Santità, non pubblicità, di Rocco D'Ambrosio
Il Vangelo odierno: In quel tempo, vedendo le folle, Gesù salì sul monte: si pose a sedere e si avvicinarono a lui i suoi discepoli. Si mise a parlare e insegnava loro dicendo:
«Beati i poveri in spirito,
perché di essi è il regno dei cieli.
Beati quelli che sono nel pianto,
perché saranno consolati.
Beati i miti,
perché avranno in eredità la terra.
Beati quelli che hanno fame e sete della giustizia,
perché saranno saziati.
Beati i misericordiosi,
perché troveranno misericordia.
Beati i puri di cuore,
perché vedranno Dio.
Beati gli operatori di pace,
perché saranno chiamati figli di Dio.
Beati i perseguitati per la giustizia,
perché di essi è il regno dei cieli.
Beati voi quando vi insulteranno, vi perseguiteranno e, mentendo, diranno ogni sorta di male contro di voi per causa mia.
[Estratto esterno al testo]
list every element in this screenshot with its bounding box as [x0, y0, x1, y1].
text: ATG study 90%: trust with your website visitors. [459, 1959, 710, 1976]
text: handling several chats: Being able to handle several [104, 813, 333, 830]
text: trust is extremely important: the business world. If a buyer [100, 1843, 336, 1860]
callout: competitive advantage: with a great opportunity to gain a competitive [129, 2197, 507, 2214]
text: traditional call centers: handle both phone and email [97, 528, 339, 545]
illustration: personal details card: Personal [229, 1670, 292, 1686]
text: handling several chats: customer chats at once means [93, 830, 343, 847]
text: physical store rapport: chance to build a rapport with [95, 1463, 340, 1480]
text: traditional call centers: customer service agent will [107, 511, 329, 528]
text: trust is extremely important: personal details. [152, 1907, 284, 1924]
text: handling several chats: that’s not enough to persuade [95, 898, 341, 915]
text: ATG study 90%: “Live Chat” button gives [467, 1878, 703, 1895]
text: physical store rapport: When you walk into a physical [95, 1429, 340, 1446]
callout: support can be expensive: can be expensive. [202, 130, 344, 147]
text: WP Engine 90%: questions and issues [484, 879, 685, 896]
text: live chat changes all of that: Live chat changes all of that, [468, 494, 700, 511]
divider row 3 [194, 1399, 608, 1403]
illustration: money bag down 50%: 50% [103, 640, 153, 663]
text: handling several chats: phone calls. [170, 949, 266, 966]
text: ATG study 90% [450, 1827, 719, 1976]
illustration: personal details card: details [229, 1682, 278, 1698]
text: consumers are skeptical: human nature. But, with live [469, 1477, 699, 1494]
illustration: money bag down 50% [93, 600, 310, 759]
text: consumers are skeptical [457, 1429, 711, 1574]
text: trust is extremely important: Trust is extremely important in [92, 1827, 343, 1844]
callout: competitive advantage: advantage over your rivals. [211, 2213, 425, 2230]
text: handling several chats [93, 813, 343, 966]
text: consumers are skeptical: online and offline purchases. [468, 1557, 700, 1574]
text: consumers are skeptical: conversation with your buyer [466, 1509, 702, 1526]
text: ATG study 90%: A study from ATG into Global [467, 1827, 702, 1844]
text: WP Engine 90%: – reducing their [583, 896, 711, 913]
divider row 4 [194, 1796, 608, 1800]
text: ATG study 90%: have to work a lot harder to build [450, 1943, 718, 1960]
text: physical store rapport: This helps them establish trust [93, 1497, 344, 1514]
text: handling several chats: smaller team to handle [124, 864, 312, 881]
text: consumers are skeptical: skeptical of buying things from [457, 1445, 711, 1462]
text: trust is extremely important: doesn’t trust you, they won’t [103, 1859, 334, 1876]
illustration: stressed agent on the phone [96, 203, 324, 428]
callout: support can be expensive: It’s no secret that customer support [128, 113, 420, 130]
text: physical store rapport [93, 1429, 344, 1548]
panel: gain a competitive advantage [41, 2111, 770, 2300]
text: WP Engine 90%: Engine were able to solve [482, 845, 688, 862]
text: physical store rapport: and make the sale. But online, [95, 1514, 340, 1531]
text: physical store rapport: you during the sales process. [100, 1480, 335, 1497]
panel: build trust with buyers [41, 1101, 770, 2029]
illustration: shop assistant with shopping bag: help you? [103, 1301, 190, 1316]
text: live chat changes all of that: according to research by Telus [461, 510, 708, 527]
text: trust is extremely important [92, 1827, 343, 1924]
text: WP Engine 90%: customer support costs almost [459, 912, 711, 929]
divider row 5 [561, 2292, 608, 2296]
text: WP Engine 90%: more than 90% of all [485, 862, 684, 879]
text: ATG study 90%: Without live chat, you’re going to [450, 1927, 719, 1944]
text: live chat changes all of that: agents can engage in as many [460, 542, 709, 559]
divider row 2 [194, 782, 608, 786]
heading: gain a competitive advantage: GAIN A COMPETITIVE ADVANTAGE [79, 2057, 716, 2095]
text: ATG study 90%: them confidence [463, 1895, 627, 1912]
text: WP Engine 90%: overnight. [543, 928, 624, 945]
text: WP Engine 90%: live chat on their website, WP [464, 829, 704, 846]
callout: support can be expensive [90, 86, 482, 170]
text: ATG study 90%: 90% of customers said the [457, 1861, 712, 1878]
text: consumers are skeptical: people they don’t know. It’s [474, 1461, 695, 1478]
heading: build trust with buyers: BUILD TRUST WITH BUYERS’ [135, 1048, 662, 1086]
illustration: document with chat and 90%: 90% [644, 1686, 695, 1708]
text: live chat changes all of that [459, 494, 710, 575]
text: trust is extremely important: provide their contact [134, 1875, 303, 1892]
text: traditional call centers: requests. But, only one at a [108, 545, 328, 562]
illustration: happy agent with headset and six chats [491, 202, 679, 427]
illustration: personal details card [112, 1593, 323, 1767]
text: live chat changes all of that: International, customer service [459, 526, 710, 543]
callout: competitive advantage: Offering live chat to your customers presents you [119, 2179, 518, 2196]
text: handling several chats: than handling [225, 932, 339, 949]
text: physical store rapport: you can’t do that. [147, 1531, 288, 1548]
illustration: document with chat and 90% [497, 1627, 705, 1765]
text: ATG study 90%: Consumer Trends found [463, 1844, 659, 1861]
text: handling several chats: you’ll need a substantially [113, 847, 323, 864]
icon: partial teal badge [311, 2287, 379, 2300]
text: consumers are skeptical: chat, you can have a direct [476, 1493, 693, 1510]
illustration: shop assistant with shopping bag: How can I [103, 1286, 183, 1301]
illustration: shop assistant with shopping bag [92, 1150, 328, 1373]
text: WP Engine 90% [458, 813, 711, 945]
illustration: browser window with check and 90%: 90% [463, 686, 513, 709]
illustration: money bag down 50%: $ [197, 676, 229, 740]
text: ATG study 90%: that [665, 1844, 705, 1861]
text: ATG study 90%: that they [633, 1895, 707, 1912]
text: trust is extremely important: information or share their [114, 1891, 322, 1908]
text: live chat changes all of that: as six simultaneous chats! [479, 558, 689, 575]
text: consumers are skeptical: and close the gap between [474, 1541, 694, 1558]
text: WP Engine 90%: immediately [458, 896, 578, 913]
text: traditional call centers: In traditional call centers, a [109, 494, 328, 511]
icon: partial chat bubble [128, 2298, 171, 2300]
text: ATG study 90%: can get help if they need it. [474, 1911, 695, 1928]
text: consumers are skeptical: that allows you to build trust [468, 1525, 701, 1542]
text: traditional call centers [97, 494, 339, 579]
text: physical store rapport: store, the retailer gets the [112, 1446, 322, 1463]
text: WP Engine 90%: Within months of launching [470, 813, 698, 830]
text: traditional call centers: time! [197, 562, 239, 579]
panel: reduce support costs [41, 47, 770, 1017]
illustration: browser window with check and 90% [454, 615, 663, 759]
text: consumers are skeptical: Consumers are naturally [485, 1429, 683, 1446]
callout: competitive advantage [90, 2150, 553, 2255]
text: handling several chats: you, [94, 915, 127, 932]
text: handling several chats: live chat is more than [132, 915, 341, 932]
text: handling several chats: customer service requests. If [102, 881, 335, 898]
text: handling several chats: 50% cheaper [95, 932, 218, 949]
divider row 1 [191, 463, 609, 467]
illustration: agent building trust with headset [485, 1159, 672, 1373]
Rallegratevi ed esultate, perché grande è la vostra ricompensa nei cieli» (Mt 5, 1-12).
1.1.2014. Ho ricevuto molti messaggi che mi invitavano a contrastare l’avanzata pubblicitaria di Halloween ponendo un immagine di santo. Halloween è una festa celtica pagana, dai tanti risvolti, che si è tentato di cristianizzare nel momento in cui i missionari hanno incontrato le popolazioni celtiche, polarizzando il tutto sulla vigilia della festa dei santi. Attualmente penso che l’elemento pagano sia in forte concorrenza con quello commerciale, per cui piccoli e grandi festeggiamo senza sapere molto della festa, ma sfruttando l’occasione di divertirsi.
Credo che abbiamo il dovere di ricordare che è una festa pagana e che non ci appartiene, compreso il suo simbolismo (zucche, candele e quant’altro). Tuttavia si contrasta il paganesimo non semplicemente moltiplicando immagini di santi su computer, cellulari e pareti di casa.
Se la nostra cultura è diventata parecchio pagana, se si crede in altro e non nel Dio di Gesù Cristo, avremo o no qualche responsabilità? Scriveva Jacques Maritain: Non parliamo di un tipo nuovo si santità, ma le condizioni storiche, mutando, possono dar luogo a modi nuovi, a stili nuovi di santità. Dovremmo chiederci allora quale stile di santità il mondo attende da noi. Non penso che il mondo attenda nuove “crociate”, questa volta fatte di santini contro zucche! Tutte le crociate, serie o non, hanno fatto solo danni. Il mondo attende vedere le beatitudini di Gesù incarnate nella nostra vita. Attende di vedere testimoni autentici che conservano la loro felicità e serenità, cioè la loro beatitudine, nonostante la povertà, la crisi economica, le guerre, le ingiustizie, le lacerazioni familiari e sociali, la corruzione e via discorrendo. Siamo beati, felici, sereni quando incontriamo queste difficoltà e negatività? Per l’amor di Dio: non voglio dire che sia facile - è tutt’altro che facile! - ma non è certo concentrandoci sulle manifestazioni esteriori della fede che contribuiamo al nostro cammino di santità. La santità personale è la scommessa quotidiana e interiore di incarnare il Vangelo nella famiglia come al lavoro, nelle amicizie come nelle altre relazioni, in politica come in economia, nel piccolo come nel grande, sempre e comunque.
Scrive Francesco: “È salutare ricordarsi dei primi cristiani e di tanti fratelli lungo la storia che furono pieni di gioia, ricolmi di coraggio, instancabili nell’annuncio e capaci di una grande resistenza attiva. Vi è chi si consola dicendo che oggi è più difficile; tuttavia dobbiamo riconoscere che il contesto dell’Impero romano non era favorevole all’annuncio del Vangelo, né alla lotta per la giustizia, né alla difesa della dignità umana. In ogni momento della storia è presente la debolezza umana, la malsana ricerca di sé, l’egoismo comodo e, in definitiva, la concupiscenza che ci minaccia tutti. Tale realtà è sempre presente, sotto l’una o l’altra veste; deriva dal limite umano più che dalle circostanze. Dunque, non diciamo che oggi è più difficile; è diverso. Impariamo piuttosto dai santi che ci hanno preceduto ed hanno affrontato le difficoltà proprie della loro epoca” (EG, 263).